The future will be “spoken”
The man who developed India’s national ID system has been pushing for a more democratic approach to AI, advocating for smaller, open-source models trained on high-quality data vetted by humans rather than massive systems run by a few powerful players. And that matters in India, with its many languages, because he believes the future “will be spoken.”
Nandan Nilekani is the architect of Aadhaar, India’s national ID system, which allows 1.4 billion Indians to access digital services from banking and health care to work programs and tax services. He says AI’s future will be shaped by small systems designed to resolve real-world problems. “If a farmer in Bihar can speak to a computer in Maithili or Bhojpuri or whichever language and gets the right answer, you have made AI so much more accessible to him, “ he says.
The Soliga voice dataset is being made freely available to researchers, educators, and community members globally. “Our Soliga methodology is designed to be replicated across any indigenous language community globally,” the project says. “The tools, workflows, and models we developed provide a scalable blueprint for language preservation at scale.”
Another example of the value of frugal AI is in agriculture.
When Catherine Nakalembe set out to map crop types in western Kenya, she had plenty of data from satellite images, but couldn’t use artificial intelligence to analyze it because the data could not recognize local crops, says Rest of the World.
So she fitted GoPro cameras on the helmets of dozens of volunteers, and trained the facial recognition technology to identify maize, beans, and cassava. They collected over 5 million images in two weeks.
She uses machine learning, computer vision, and deep learning models to map cropland, classify crop types, and estimate yields in Uganda, Kenya, Senegal, and other African nations. But most AI models are trained on European and U.S. data and are largely useless unless they are adapted for local contexts, she says.

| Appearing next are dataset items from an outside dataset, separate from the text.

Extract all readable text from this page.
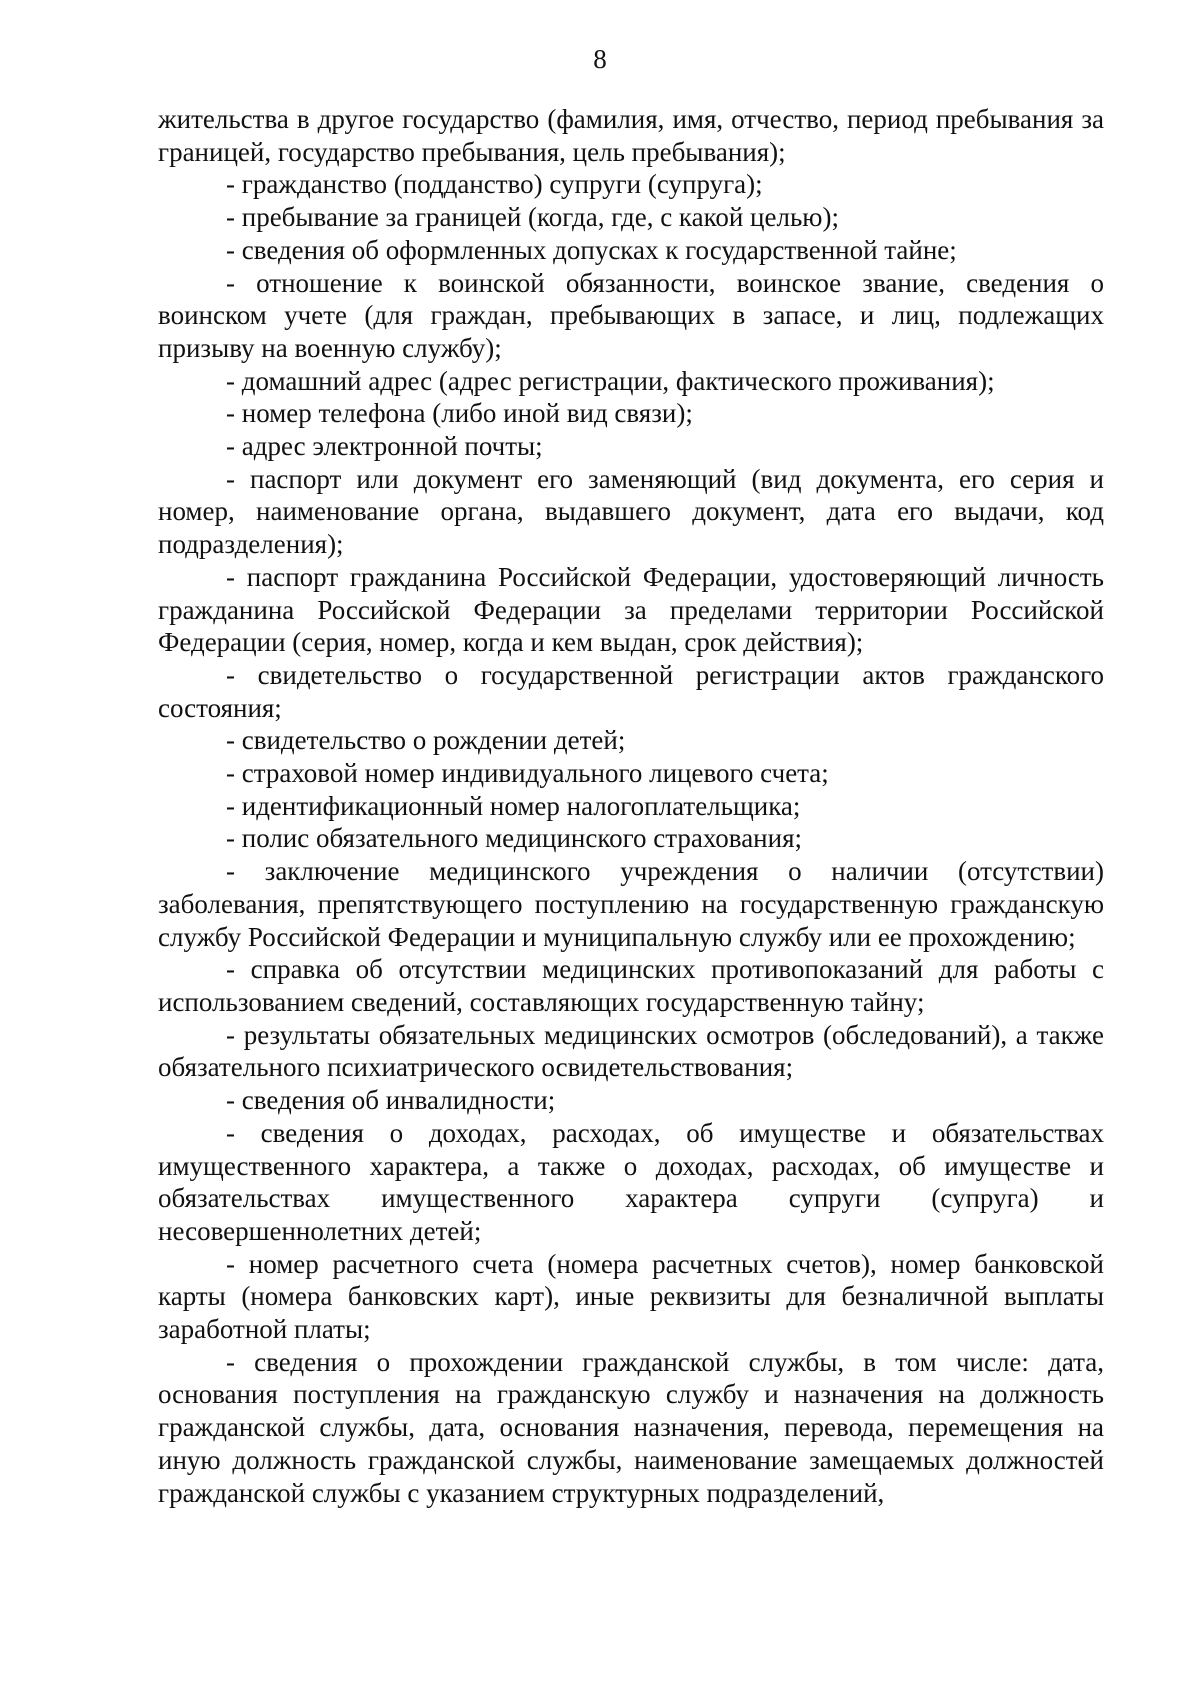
8

жительства в другое государство (фамилия, имя, отчество, период пребывания за границей, государство пребывания, цель пребывания);

- гражданство (подданство) супруги (супруга);

- пребывание за границей (когда, где, с какой целью);

- сведения об оформленных допусках к государственной тайне;

- отношение к воинской обязанности, воинское звание, сведения о воинском учете (для граждан, пребывающих в запасе, и лиц, подлежащих призыву на военную службу);

- домашний адрес (адрес регистрации, фактического проживания);

- номер телефона (либо иной вид связи);

- адрес электронной почты;

- паспорт или документ его заменяющий (вид документа, его серия и номер, наименование органа, выдавшего документ, дата его выдачи, код подразделения);

- паспорт гражданина Российской Федерации, удостоверяющий личность гражданина Российской Федерации за пределами территории Российской Федерации (серия, номер, когда и кем выдан, срок действия);

- свидетельство о государственной регистрации актов гражданского состояния;

- свидетельство о рождении детей;

- страховой номер индивидуального лицевого счета;

- идентификационный номер налогоплательщика;

- полис обязательного медицинского страхования;

- заключение медицинского учреждения о наличии (отсутствии) заболевания, препятствующего поступлению на государственную гражданскую службу Российской Федерации и муниципальную службу или ее прохождению;

- справка об отсутствии медицинских противопоказаний для работы с использованием сведений, составляющих государственную тайну;

- результаты обязательных медицинских осмотров (обследований), а также обязательного психиатрического освидетельствования;

- сведения об инвалидности;

- сведения о доходах, расходах, об имуществе и обязательствах имущественного характера, а также о доходах, расходах, об имуществе и обязательствах имущественного характера супруги (супруга) и несовершеннолетних детей;

- номер расчетного счета (номера расчетных счетов), номер банковской карты (номера банковских карт), иные реквизиты для безналичной выплаты заработной платы;

- сведения о прохождении гражданской службы, в том числе: дата, основания поступления на гражданскую службу и назначения на должность гражданской службы, дата, основания назначения, перевода, перемещения на иную должность гражданской службы, наименование замещаемых должностей гражданской службы с указанием структурных подразделений,
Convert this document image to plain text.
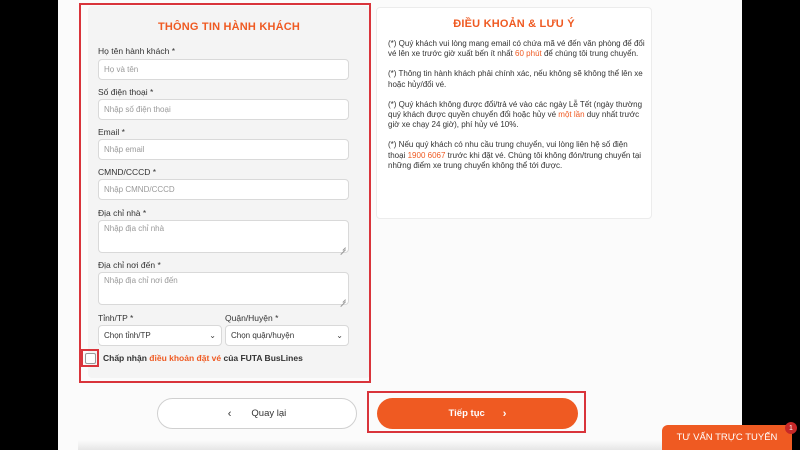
THÔNG TIN HÀNH KHÁCH
Họ tên hành khách *
Họ và tên
Số điện thoại *
Nhập số điện thoại
Email *
Nhập email
CMND/CCCD *
Nhập CMND/CCCD
Địa chỉ nhà *
Nhập địa chỉ nhà
Địa chỉ nơi đến *
Nhập địa chỉ nơi đến
Tỉnh/TP *
Chọn tỉnh/TP	⌄
Quận/Huyện *
Chọn quận/huyện	⌄
Chấp nhận
điều khoản đặt vé
của FUTA BusLines
ĐIỀU KHOẢN & LƯU Ý

(*) Quý khách vui lòng mang email có chứa mã vé đến văn phòng để đổi vé lên xe trước giờ xuất bến ít nhất 60 phút để chúng tôi trung chuyển.

(*) Thông tin hành khách phải chính xác, nếu không sẽ không thể lên xe hoặc hủy/đổi vé.

(*) Quý khách không được đổi/trả vé vào các ngày Lễ Tết (ngày thường quý khách được quyền chuyển đổi hoặc hủy vé một lần duy nhất trước giờ xe chạy 24 giờ), phí hủy vé 10%.

(*) Nếu quý khách có nhu cầu trung chuyển, vui lòng liên hệ số điện thoại 1900 6067 trước khi đặt vé. Chúng tôi không đón/trung chuyển tại những điểm xe trung chuyển không thể tới được.

‹ Quay lại	Tiếp tục ›
TƯ VẤN TRỰC TUYẾN
1
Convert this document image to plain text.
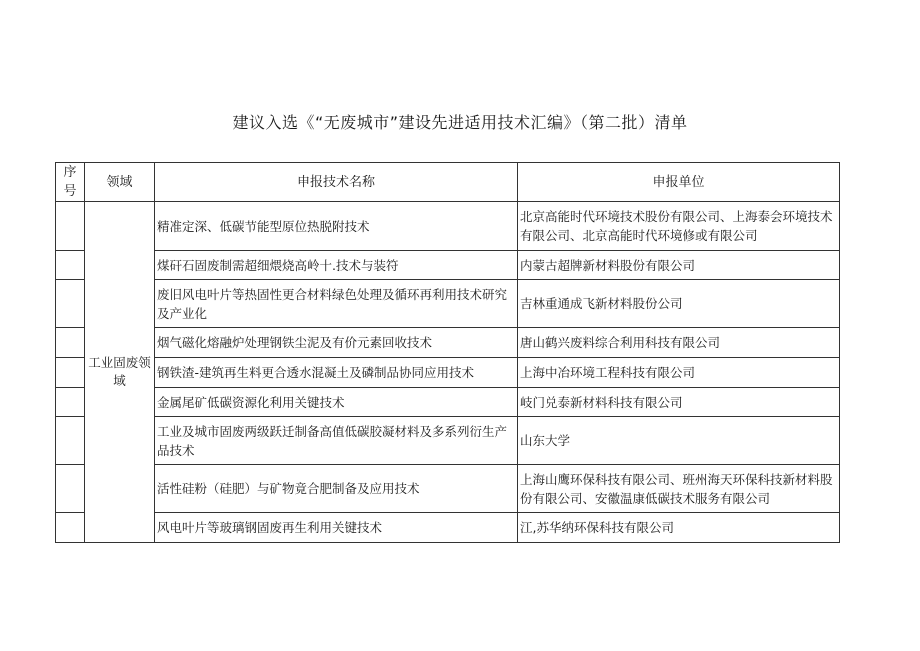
建议入选《“无废城市”建设先进适用技术汇编》（第二批）清单
序号	领域	申报技术名称	申报单位
	工业固废领域	精准定深、低碳节能型原位热脱附技术	北京高能时代环境技术股份有限公司、上海泰会环境技术有限公司、北京高能时代环境修或有限公司
		煤矸石固废制需超细煨烧高岭十.技术与装符	内蒙古超牌新材料股份有限公司
		废旧风电叶片等热固性更合材料绿色处理及循环再利用技术研究及产业化	吉林重通成飞新材料股份公司
		烟气磁化熔融炉处理钢铁尘泥及有价元素回收技术	唐山鹤兴废料综合利用科技有限公司
		钢铁渣-建筑再生料更合透水混凝土及磷制品协同应用技术	上海中冶环境工程科技有限公司
		金属尾矿低碳资源化利用关键技术	岐门兑泰新材料科技有限公司
		工业及城市固废两级跃迁制备高值低碳胶凝材料及多系列衍生产品技术	山东大学
		活性硅粉（硅肥）与矿物竟合肥制备及应用技术	上海山鹰环保科技有限公司、班州海天环保科技新材料股份有限公司、安徽温康低碳技术服务有限公司
		风电叶片等玻璃钢固废再生利用关键技术	江,苏华纳环保科技有限公司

“AI systems built in the West often also fail to account for the contexts of the Global South, including high internet costs, limited bandwidth, and a lack of labeled training data,” said Nakalembe, an assistant professor at the University of Maryland, and Africa program director at NASA Harvest, which uses satellite imagery to improve agricultural production.
“If these systems aren’t adapted, they remain irrelevant, potentially deepening existing inequalities in wealth and access to resources, [and] there is a risk that these systems prioritize corporate and company profit over farmers,” she told Rest of World.